Красивый серебряный подсвечник чуть качнулся в сторону, очевидно рука, только что опустившая его на низкий туалетный столик у кровати, предательски дрогнула. Молодой человек, пристально вглядывающийся в лицо больного, доверенного его заботам около полутора месяцев назад, отнюдь не испытывал радужных прогнозов по поводу несчастного отпрыска знатного семейства, волею случая ставшего пленником этих холодных покоев.

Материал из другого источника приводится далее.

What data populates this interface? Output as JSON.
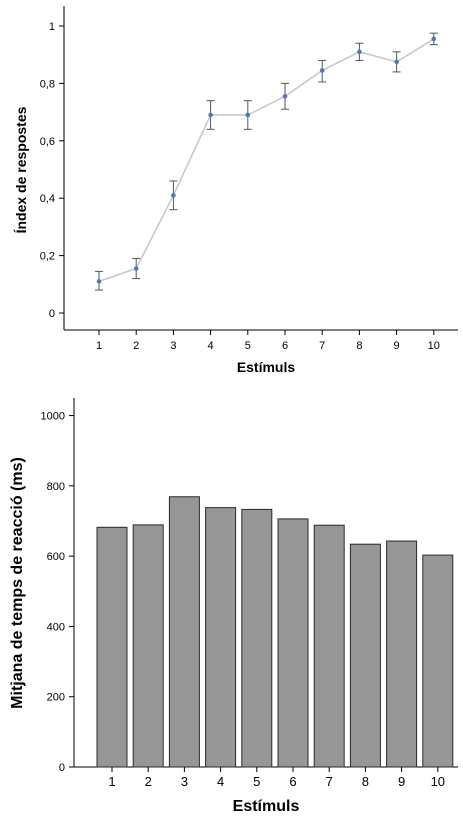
{
  "chart_data": [
    {
      "type": "line",
      "xlabel": "Estímuls",
      "ylabel": "Índex de respostes",
      "categories": [
        "1",
        "2",
        "3",
        "4",
        "5",
        "6",
        "7",
        "8",
        "9",
        "10"
      ],
      "values": [
        0.11,
        0.155,
        0.41,
        0.69,
        0.69,
        0.755,
        0.845,
        0.91,
        0.875,
        0.955
      ],
      "error_low": [
        0.08,
        0.12,
        0.36,
        0.64,
        0.64,
        0.71,
        0.805,
        0.88,
        0.84,
        0.935
      ],
      "error_high": [
        0.145,
        0.19,
        0.46,
        0.74,
        0.74,
        0.8,
        0.88,
        0.94,
        0.91,
        0.975
      ],
      "ylim": [
        0,
        1
      ],
      "yticks": [
        "0",
        "0,2",
        "0,4",
        "0,6",
        "0,8",
        "1"
      ],
      "ytick_values": [
        0,
        0.2,
        0.4,
        0.6,
        0.8,
        1
      ],
      "grid": false,
      "colors": {
        "line": "#c8c8c8",
        "marker": "#5a74b4",
        "errorbar": "#555555"
      }
    },
    {
      "type": "bar",
      "xlabel": "Estímuls",
      "ylabel": "Mitjana de temps de reacció (ms)",
      "categories": [
        "1",
        "2",
        "3",
        "4",
        "5",
        "6",
        "7",
        "8",
        "9",
        "10"
      ],
      "values": [
        682,
        689,
        769,
        738,
        733,
        706,
        688,
        634,
        643,
        603
      ],
      "ylim": [
        0,
        1050
      ],
      "yticks": [
        "0",
        "200",
        "400",
        "600",
        "800",
        "1000"
      ],
      "ytick_values": [
        0,
        200,
        400,
        600,
        800,
        1000
      ],
      "grid": false,
      "colors": {
        "bar": "#969696",
        "bar_edge": "#2a2a2a"
      }
    }
  ]
}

Рассеянный взор мимолетно скользнул по весьма и весьма скромных размеров спальне, если так можно было именовать это непрезентабельное помещение, в коем едва хватало места для уродливой формы комода, стула и давно прогоревшего камина. Последний, к слову сказать, был выкрашен в обыденный белый цвет и мог похвастать разве что более или менее сносным металлическим ограждением. О положенных для такого рода пациентов шестнадцати градусах тепла в комнате не моглось и мечтать, единственным средством обогрева оставалась остывшая каменная бутыль с когда-то горячей водой. Машинально отметив покосившейся умывальник и тяжелые бархатные портьеры, свисавшие с облупившегося карниза, доктор отчетливо тяжело вздохнул.

Помимо всяческого на то пожелания, юноша сделал шаг к маленькому платяному шкафу, покрытому черным лаком, дабы взять стоящий на нем графин с водой и стакан. Крохотное зеркало, висящее посереди стены, не отчетливо отразило его искаженное судорогой отчаянья лицо.

О, да, в подобном приступе неподвластной сердцу хандры он не пребывал еще никогда. Даже в пору служения в благотворительной больнице Святого Георгия, существовавшей лишь на добровольные пожертвования горожан и не имевшей никакой государственной поддержки. Но и там больным позволяли дышать свежим воздухом и тщательно следили за обязательностью прогулок.

Еще один тяжкий вздох огласил спальню. У него не было выбора, вне зависимости от яростного голоса совести, не дающего спать по ночам. Тот, кто прислал его сюда, был его наставником, именно он дал неопытному ученику приют в своем доме и доступ к личной библиотеке. Увы, все благочестивые мечты о собственном семейном гнезде в каком-нибудь респектабельном районе и частной практике рассыпались в прах. Стали невозможными в тот день, когда мистер Грин слег с очередным приступом подагры и более не смог посещать своего больного лично. Ныне он и вовсе лежал в горячке, без особой надежды на скорое выздоровление.